Formation of faujasite- and sodalite/cancrinite-type phases associated with caustic waste
reactions in the environment may structurally incorporate contaminant species such as
radioactive Sr2+ and Cs+, and thus provide a mechanism of attenuation. In order to investigate
mineral evolution and structural incorporation of cations in simplified experiments,
aluminosilicate solids were precipitated homogeneously at room temperature from batch
solutions containing a 1:1 molal ratio of Si to Al and 10-3 molal Sr and/or Cs, and aged for 30 or
548 d. Syntheses were done with solutions in equilibrium with atmospheric CO2 and with gaspurged
solutions. Experimental products were characterized by bulk chemical analyses,
chemical extractions, XRD, SEM/TEM, TGA, solid-state 27Al NMR, and Sr EXAFS. Chemical
analysis showed that solids had a 1:1 Al:Si molar ratio, and that Sr was sequestered at higher
amounts than Cs. After 30 d of aging in purged solutions, XRD showed that zeolite X (faujasitetype)
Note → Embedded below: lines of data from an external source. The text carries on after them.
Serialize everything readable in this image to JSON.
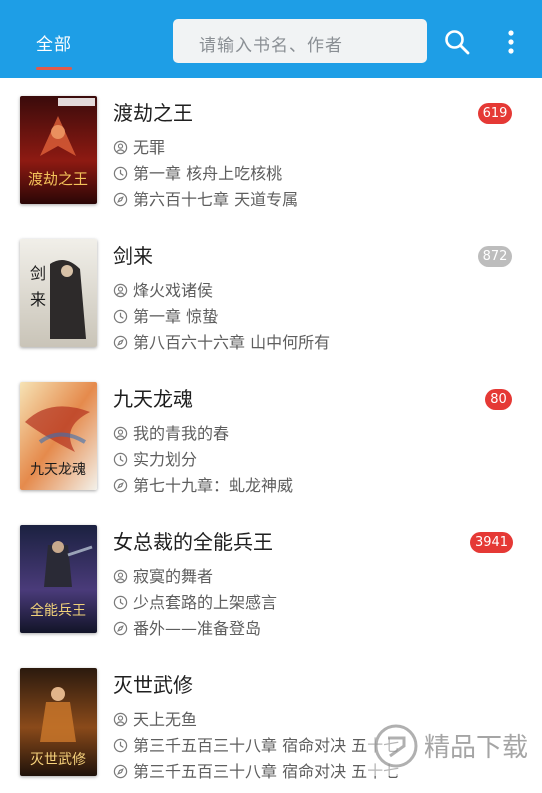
{
  "header": {
    "tab_label": "全部",
    "search_placeholder": "请输入书名、作者",
    "accent_color": "#1e9ee6",
    "icons": [
      "search-icon",
      "more-vertical-icon"
    ]
  },
  "books": [
    {
      "title": "渡劫之王",
      "author": "无罪",
      "first_chapter": "第一章 核舟上吃核桃",
      "latest_chapter": "第六百十七章 天道专属",
      "badge": "619",
      "badge_color": "#e53935",
      "cover_text": "渡劫之王"
    },
    {
      "title": "剑来",
      "author": "烽火戏诸侯",
      "first_chapter": "第一章 惊蛰",
      "latest_chapter": "第八百六十六章 山中何所有",
      "badge": "872",
      "badge_color": "#bdbdbd",
      "cover_text": "剑来"
    },
    {
      "title": "九天龙魂",
      "author": "我的青我的春",
      "first_chapter": "实力划分",
      "latest_chapter": "第七十九章：虬龙神威",
      "badge": "80",
      "badge_color": "#e53935",
      "cover_text": "九天龙魂"
    },
    {
      "title": "女总裁的全能兵王",
      "author": "寂寞的舞者",
      "first_chapter": "少点套路的上架感言",
      "latest_chapter": "番外——准备登岛",
      "badge": "3941",
      "badge_color": "#e53935",
      "cover_text": "全能兵王"
    },
    {
      "title": "灭世武修",
      "author": "天上无鱼",
      "first_chapter": "第三千五百三十八章 宿命对决 五十七",
      "latest_chapter": "第三千五百三十八章 宿命对决 五十七",
      "badge": "",
      "badge_color": "#e53935",
      "cover_text": "灭世武修"
    }
  ],
  "watermark_text": "精品下载"
}
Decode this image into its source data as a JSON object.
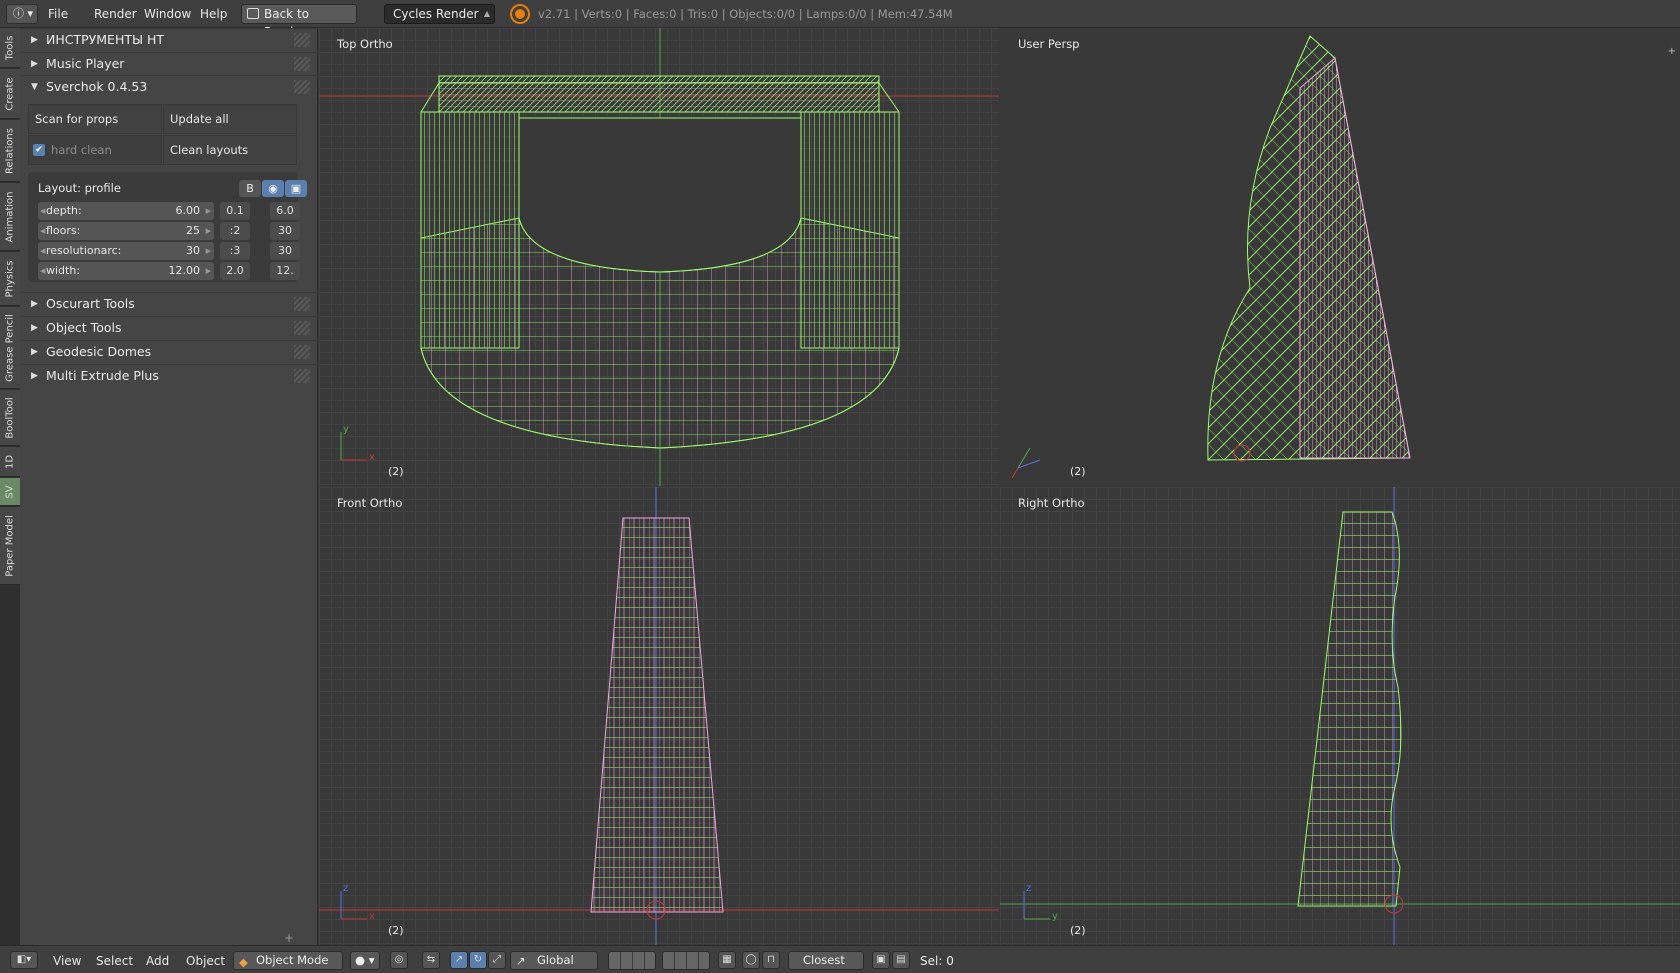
{
  "topbar": {
    "info_icon": "info-icon",
    "menus": [
      "File",
      "Render",
      "Window",
      "Help"
    ],
    "back_button": "Back to Previous",
    "render_engine": "Cycles Render",
    "stats": "v2.71 | Verts:0 | Faces:0 | Tris:0 | Objects:0/0 | Lamps:0/0 | Mem:47.54M"
  },
  "tool_tabs": [
    "Tools",
    "Create",
    "Relations",
    "Animation",
    "Physics",
    "Grease Pencil",
    "BoolTool",
    "1D",
    "SV",
    "Paper Model"
  ],
  "active_tab": "SV",
  "panels": {
    "instrumenty": "ИНСТРУМЕНТЫ НТ",
    "music_player": "Music Player",
    "sverchok": "Sverchok 0.4.53",
    "oscurart": "Oscurart Tools",
    "object_tools": "Object Tools",
    "geodesic": "Geodesic Domes",
    "multi_extrude": "Multi Extrude Plus"
  },
  "sverchok": {
    "scan_button": "Scan for props",
    "update_button": "Update all",
    "hard_clean_label": "hard clean",
    "hard_clean_checked": true,
    "clean_button": "Clean layouts",
    "layout_label": "Layout: profile",
    "layout_b": "B",
    "props": [
      {
        "name": "depth:",
        "value": "6.00",
        "min": "0.1",
        "max": "6.0"
      },
      {
        "name": "floors:",
        "value": "25",
        "min": ":2",
        "max": "30"
      },
      {
        "name": "resolutionarc:",
        "value": "30",
        "min": ":3",
        "max": "30"
      },
      {
        "name": "width:",
        "value": "12.00",
        "min": "2.0",
        "max": "12."
      }
    ]
  },
  "viewports": {
    "top": {
      "label": "Top Ortho",
      "count": "(2)"
    },
    "persp": {
      "label": "User Persp",
      "count": "(2)"
    },
    "front": {
      "label": "Front Ortho",
      "count": "(2)"
    },
    "right": {
      "label": "Right Ortho",
      "count": "(2)"
    }
  },
  "axis_letters": {
    "x": "x",
    "y": "y",
    "z": "z"
  },
  "bottombar": {
    "menus": [
      "View",
      "Select",
      "Add",
      "Object"
    ],
    "mode": "Object Mode",
    "orientation": "Global",
    "snap": "Closest",
    "sel": "Sel: 0"
  },
  "colors": {
    "wire_green": "#9dfc6c",
    "wire_pink": "#f0a8e0",
    "x_axis": "#c23a3a",
    "y_axis": "#4fa84f",
    "active_tab": "#6a8a66"
  }
}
was the only crystalline product. After aging 30 and 548 d in solutions equilibrated with
atmospheric CO2, a mixture of sodalite, cancrinite, and minor zeolite X were produced. Surface
areas of solids at 30 d were much lower than published values for zeolite phases synthesized at
high temperature, although particle aging produced more crystalline and less aggregated phases
with higher bulk surface areas. Characterization of products by 27Al NMR indicated only
tetrahedrally coordinated Al. Measured isotropic shifts of primary resonances did not change
substantially with precipitate aging although the primary mineral phase changed from zeolite X
to sodalite/cancrinite, indicating local ordering of Al-Si tetrahedra. Analysis of reaction products
by Sr EXAFS suggested Sr bonding in hexagonal prisms and six-membered rings of the
supercages of zeolite X that may be more site-specific than those of monovalent cations. For
samples aged for 548 d, interatomic distances from Sr-EXAFS are consistent with partial Sr dehydration and bonding to framework oxygen atoms in sodalite cages or in large channels in
cancrinite. Incorporation of Sr into both faujasite and sodalite/cancrinite phases is favored over
Cs during room temperature synthesis, possibly because of increased cation site competition
between Cs+ and Na+. Results of this study help to constrain cation incorporation into
sodalite/cancrinite mineral assemblages that form at caustic waste-impacted field sites and may
aid in the predictive modeling of contaminant release.